Permission to use, copy, modify, and distribute this software and its documentation for educational, research, and not-for-profit purposes, without fee and without a signed licensing agreement; and permission use, copy, modify and distribute this software for commercial purposes (such rights not subject to transfer) to BDD member and its affiliates, is hereby granted, provided that the above copyright notice, this paragraph and the following two paragraphs appear in all copies, modifications, and distributions.
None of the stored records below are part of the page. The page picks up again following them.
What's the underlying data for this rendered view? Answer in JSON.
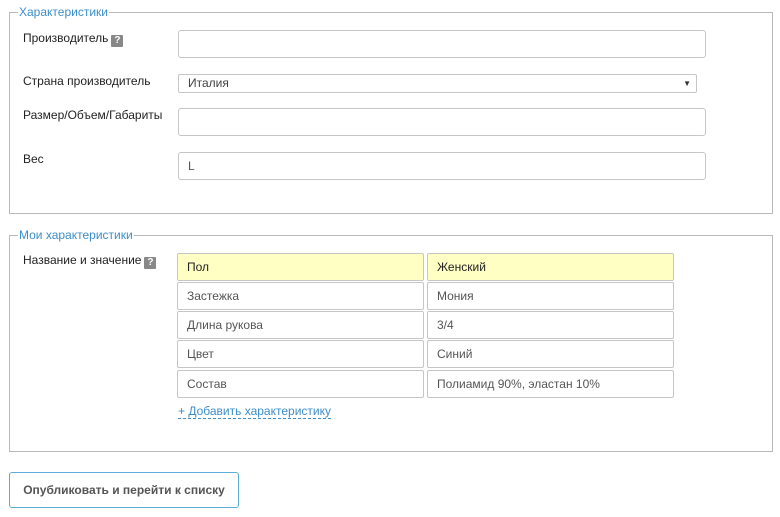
{
  "characteristics": {
    "legend": "Характеристики",
    "manufacturer": {
      "label": "Производитель",
      "value": ""
    },
    "country": {
      "label": "Страна производитель",
      "selected": "Италия"
    },
    "size": {
      "label": "Размер/Объем/Габариты",
      "value": ""
    },
    "weight": {
      "label": "Вес",
      "value": "L"
    }
  },
  "my_characteristics": {
    "legend": "Мои характеристики",
    "label": "Название и значение",
    "rows": [
      {
        "name": "Пол",
        "value": "Женский"
      },
      {
        "name": "Застежка",
        "value": "Мония"
      },
      {
        "name": "Длина рукова",
        "value": "3/4"
      },
      {
        "name": "Цвет",
        "value": "Синий"
      },
      {
        "name": "Состав",
        "value": "Полиамид 90%, эластан 10%"
      }
    ],
    "add_link": "+ Добавить характеристику"
  },
  "help_icon_text": "?",
  "select_arrow": "▼",
  "publish_button": "Опубликовать и перейти к списку"
}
Contact The Office of Technology Licensing, UC Berkeley, 2150 Shattuck Avenue, Suite 510, Berkeley, CA 94720-1620, (510) 643-7201, otl@berkeley.edu, http://ipira.berkeley.edu/industry-info for commercial licensing opportunities.

IN NO EVENT SHALL REGENTS BE LIABLE TO ANY PARTY FOR DIRECT, INDIRECT, SPECIAL, INCIDENTAL, OR CONSEQUENTIAL DAMAGES, INCLUDING LOST PROFITS, ARISING OUT OF THE USE OF THIS SOFTWARE AND ITS DOCUMENTATION, EVEN IF REGENTS HAS BEEN ADVISED OF THE POSSIBILITY OF SUCH DAMAGE.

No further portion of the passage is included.